А тот же голос теперь уже скорбно, просто, раздумчиво не говорил, а почти пел:
– Восплачьте обо мне, братья и друзи, сродницы и знаемы: вчерашний день беседовал с вами и внезапу найде на меня страшный час смертный. Придите все любящие мя и целуйте последним целованием. – Он сделал какой‑то неясный приглашающий знак – и они оба, старик и Нейман, как по команде пошли к телу. Яша уже стоял в изголовье на коленях и держал короткую толстую церковную свечу. Она трещала, колебалась, горела желтым и синим огнем. Когда они подошли, он поднес ее к самому лбу покойницы. И тут мертвая предстала перед Нейманом в такой ясной смертной красоте, в такой спокойной ясности преодоленной жизни и всей легчайшей шелухи ее, что он почувствовал, как холодная дрожь пробежала и шевельнула его волосы. И понял, что вот сейчас, сию секунду он сделает что‑то невероятно важное, такое, что начисто перечеркнет всю его прошлую жизнь. Вот, вот сейчас, сию минуту! Но он ничего не сделал, потому что и не мог ничего сделать, просто не было у него ничего такого затаенного, что б он мог вытащить наружу. Он только наклонился и коснулся губами лба покойницы. Лоб был ровный, холодный, чисто отшлифованный смертью, как надгробный камень. Голос на миг смолк, пока он прикладывался, а затем взлетел снова. Слов он не слышал или не понимал их, но знал, что они объясняют ему все, что сейчас перед ним происходит. Но теперь ему уж было все равно. Больше у него ничего не оставалось своего. Он отошел и сел к, костру. Через минуту к нему подошел и старик. «Кто это?» – спросил Нейман.

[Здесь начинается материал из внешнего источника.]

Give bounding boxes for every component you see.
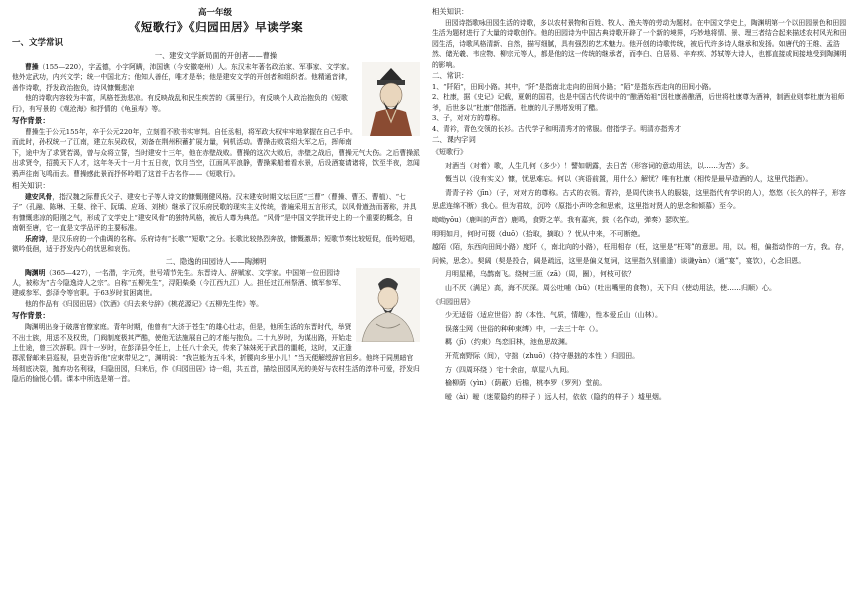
poem-title-duangexing: 《短歌行》 (432, 148, 467, 157)
yuefu-paragraph (12, 234, 420, 255)
knowledge-item-1: 1、“阡陌”，田间小路。其中，“阡”是指南北走向的田间小路；“陌”是指东西走向的田间小路。 (432, 83, 716, 92)
cao-cao-works: 他的诗歌内容较为丰富，风格苍劲悲凉。有反映战乱和民生疾苦的《蒿里行》，有反映个人政治抱负的《短歌行》，有写景的《观沧海》和抒情的《龟虽寿》等。 (12, 94, 348, 113)
cao-cao-bio (12, 62, 420, 93)
vocab-line: 榆柳荫（yìn）（荫蔽）后檐，桃李罗（罗列）堂前。 (445, 379, 607, 388)
vocab-line: 对酒当（对着）歌，人生几何（多少）！譬如朝露，去日苦（形容词的意动用法，以……为苦）多。 (445, 161, 753, 170)
vocab-line: 暧（ài）暧（迷蒙隐约的样子 ）远人村，依依（隐约的样子 ）墟里烟。 (445, 392, 666, 401)
vocab-line: 明明如月，何时可掇（duō）（拾取，摘取）？忧从中来，不可断绝。 (432, 229, 645, 238)
knowledge-item-4: 4、青衿，青色交领的长衫。古代学子和明清秀才的常服。借指学子。明清亦指秀才 (432, 124, 682, 133)
tao-yuanming-works: 他的作品有《归园田居》《饮酒》《归去来兮辞》《桃花源记》《五柳先生传》等。 (25, 299, 263, 308)
yuefu-term: 乐府诗 (25, 234, 46, 243)
poem-title-guiyuantianju: 《归园田居》 (432, 297, 474, 306)
subheading-tao-yuanming: 二、隐逸的田园诗人——陶渊明 (165, 256, 267, 266)
common-knowledge-heading: 二、常识： (432, 71, 469, 81)
knowledge-item-3: 3、子，对对方的尊称。 (432, 114, 505, 123)
section-heading-literature: 一、文学常识 (12, 38, 64, 48)
cao-cao-portrait (362, 62, 420, 136)
vocab-line: 羁（jī）（约束）鸟恋旧林，池鱼思故渊。 (445, 338, 572, 347)
jianan-fenggu-paragraph (12, 192, 420, 234)
left-column (12, 38, 420, 385)
vocab-line: 方（四周环绕 ）宅十余亩，草屋八九间。 (445, 365, 574, 374)
tao-yuanming-name: 陶渊明 (25, 268, 46, 277)
tao-yuanming-bio-text: （365—427），一名潜，字元亮，世号靖节先生。东晋诗人、辞赋家、文学家。中国第一位田园诗人，被称为“古今隐逸诗人之宗”。自称“五柳先生”，浔阳柴桑（今江西九江）人。担任过江州祭酒、镇军参军、建威参军、彭泽令等官职。于63岁时贫困离世。 (12, 268, 346, 298)
pastoral-poetry-paragraph: 田园诗指歌咏田园生活的诗歌，多以农村景物和百姓、牧人、渔夫等的劳动为题材。在中国文学史上，陶渊明第一个以田园景色和田园生活为题材进行了大量的诗歌创作。他的田园诗为中国古典诗歌开辟了一个新的境界，巧妙地将情、景、理三者结合起来描述农村风光和田园生活，诗歌风格清新、自然，描写细腻，具有强烈的艺术魅力。他开创的诗歌传统，被后代许多诗人继承和发扬。如唐代的王维、孟浩然、储光羲、韦应物、柳宗元等人，都是他的这一传统的继承者，而李白、白居易、辛弃疾、苏轼等大诗人，也都直接或间接地受到陶渊明的影响。 (432, 19, 847, 69)
vocab-line: 月明星稀，乌鹊南飞。绕树三匝（zā）（周，圈），何枝可依？ (445, 270, 635, 279)
cao-cao-bio-text: （155—220），字孟德，小字阿瞒，沛国谯（今安徽亳州）人。东汉末年著名政治家、军事家、文学家。他外定武功，内兴文学；统一中国北方；他知人善任，唯才是举；他是建安文学的开创者和组织者。他精通音律，善作诗歌，抒发政治抱负，诗风慷慨悲凉 (12, 63, 354, 92)
subheading-cao-cao: 一、建安文学新局面的开创者——曹操 (154, 51, 278, 60)
jianan-term: 建安风骨 (25, 193, 53, 202)
writing-background-heading: 写作背景： (12, 116, 50, 126)
vocab-line: 青青子衿（jīn）（子，对对方的尊称。古式的衣领。青衿，是周代读书人的服装，这里指代有学识的人），悠悠（长久的样子，形容思虑连绵不断）我心。但为君故，沉吟（原指小声吟念和思索，这里指对贤人的思念和倾慕）至今。 (432, 188, 846, 211)
page-title: 《短歌行》《归园田居》早读学案 (128, 20, 304, 34)
vocab-line: 慨当以（没有实义）慷，忧思难忘。何以（宾语前置，用什么）解忧？唯有杜康（相传是最早造酒的人，这里代指酒）。 (445, 175, 813, 184)
tao-yuanming-portrait (356, 268, 420, 342)
cao-cao-background: 曹操生于公元155年，卒于公元220年，立刻看不欧书实审判。自任丞相，将军政大权牢牢地掌握在自己手中。而此时，孙权统一了江南，建立东吴政权，刘备在荆州积蓄扩展力量，伺机活动。曹操击败袁绍大军之后，挥师南下，途中为了求贤若渴，曾与众将立誓，当时建安十三年，他在赤壁战败。曹操的这次大败后，赤壁之战后，曹操元气大伤。之后曹操派出求贤令，招揽天下人才，这年冬天十一月十五日夜，饮月当空，江面风平浪静，曹操乘船着看水景，后设酒宴请诸将，饮至半夜，忽闻鸦声往南飞鸣而去。曹操感此景而抒怀吟唱了这首千古名作——《短歌行》。 (12, 128, 420, 178)
vocabulary-heading: 二、课内字词 (432, 135, 476, 145)
knowledge-item-2: 2、杜康，据《史记》记载，夏朝的国君，也是中国古代传说中的“酿酒始祖”因杜康善酿酒，后世将杜康尊为酒神，制酒业则奉杜康为祖师爷，后世多以“杜康”借指酒。杜康的儿子黑塔发明了醋。 (432, 93, 845, 112)
vocab-line: 山不厌（满足）高，海不厌深。周公吐哺（bǔ）（吐出嘴里的食物），天下归（使动用法，使……归顺）心。 (445, 284, 776, 292)
right-related-heading: 相关知识： (432, 7, 469, 16)
vocab-line: 越陌（陌，东西向田间小路）度阡（，南北向的小路），枉用相存（枉，这里是“枉驾”的意思。用，以。相，偏指动作的一方，我。存，问候，思念）。契阔（契是投合，阔是疏远，这里是偏义复词，这里指久别重逢）谈谦yàn）（通“宴”，宴饮），心念旧恩。 (432, 243, 849, 265)
vocab-line: 开荒南野际（间），守拙（zhuō）（持守愚拙的本性 ）归园田。 (445, 351, 640, 360)
yuefu-text: ，是汉乐府的一个曲调的名称。乐府诗有“长歌”“短歌”之分。长歌比较热烈奔放，慷慨激昂；短歌节奏比较短促，低吟短唱，微吟低徊，适于抒发内心的忧思和哀伤。 (12, 234, 420, 254)
tao-yuanming-background: 陶渊明出身于破落官僚家庭。青年时期，他曾有“大济于苍生”的雄心壮志，但是，他所生活的东晋时代，举贤不出士族，用送不及权贵，门阀制度极其严酷，使他无法施展自己的才能与抱负。二十九岁时，为谋出路，开始走上仕途，曾三次辞职。四十一岁时，在彭泽县令任上，上任八十余天，传来了妹妹死于武昌的噩耗，这时，又正逢郡派督邮来县巡视，县吏告诉他“应束带见之”，渊明说：“我岂能为五斗米，折腰向乡里小儿！”当天便解绶辞官回乡。他终于同黑暗官场彻底决裂，抛弃功名利禄，归隐田园，归来后，作《归园田居》诗一组，共五首，描绘田园风光的美好与农村生活的淳朴可爱，抒发归隐后的愉悦心情。课本中所选是第一首。 (12, 323, 420, 384)
cao-cao-name: 曹操 (25, 63, 39, 71)
vocab-line: 少无适俗（适应世俗）韵（本性、气质，情趣），性本爱丘山（山林）。 (445, 311, 662, 320)
vocab-line: 呦呦yōu）（鹿叫的声音）鹿鸣，食野之苹。我有嘉宾，鼓（名作动，弹奏）瑟吹笙。 (432, 216, 694, 225)
right-column (432, 6, 850, 404)
tao-background-heading: 写作背景： (12, 311, 50, 321)
jianan-text: ，指汉魏之际曹氏父子、建安七子等人诗文的慷慨刚健风格。汉末建安时期文坛巨匠“三曹”（曹操、曹丕、曹植）、“七子”（孔融、陈琳、王粲、徐干、阮瑀、应玚、刘桢）继承了汉乐府民歌的现实主义传统，普遍采用五言形式，以风骨遒劲而著称，并具有慷慨悲凉的阳刚之气，形成了文学史上“建安风骨”的独特风格，被后人尊为典范。“风骨”是中国文学批评史上的一个重要的概念，自南朝至唐，它一直是文学品评的主要标准。 (12, 193, 417, 233)
related-knowledge-heading: 相关知识： (12, 181, 50, 191)
vocab-line: 误落尘网（世俗的种种束缚）中，一去三十年（）。 (445, 324, 603, 333)
grade-label: 高一年级 (198, 8, 233, 18)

Тот еще пел и кланялся покойнице. Горела свеча. Лоб покойницы был высок и ясен… Глаза открыты.
– Теперь их деклассированными элементами зовут, – усмехнулся старик, – с нами в артели работает. Божий человек Яша. Учился, говорят, когда‑то в семинарии, революция согнала. Потом сидел. На Севере был. Там ему циркуляркой пальцы отхватило. Сейчас вот каких‑то бумаг из Москвы ожидает, чтоб к родным ехать.
– И всегда он так по умершим читает?
– Если пригласят, то всегда.
Опять они сидели у костра. Но сейчас к ним присоединился Яша. Сел и молча подвинул к себе котелок, как свое заработанное.
– Теперь и они могут, – объяснил старик, – раз он свою литургию отпел, значит, может и закусить, а раньше ему никак нельзя было. Закон такой поповский. Ешь, ешь, Яков Николаевич, ешь! Уха богатая, с пшенкой.
Губы и крылья носа у Божьего человека Якова еще подрагивали, рот кривился, он обтер его тыльной стороной ладони и молча сунул ложку в котелок.
– Хлеба? – сказал ему старик.
Яша взял ломоть, закусил его и заработал ложкой. Хлебал он жадно, не прожевывая и обжигаясь.
Старик стоял над ним, приговаривая:
– Кушай, кушай. Кушай, Божий ты человек. Очень хорошо сегодня читал, душевно. Да, все суета! Это ты правду. Вот у меня какое богатство было: две коровы, две лошади, овец, свиней сколько‑то…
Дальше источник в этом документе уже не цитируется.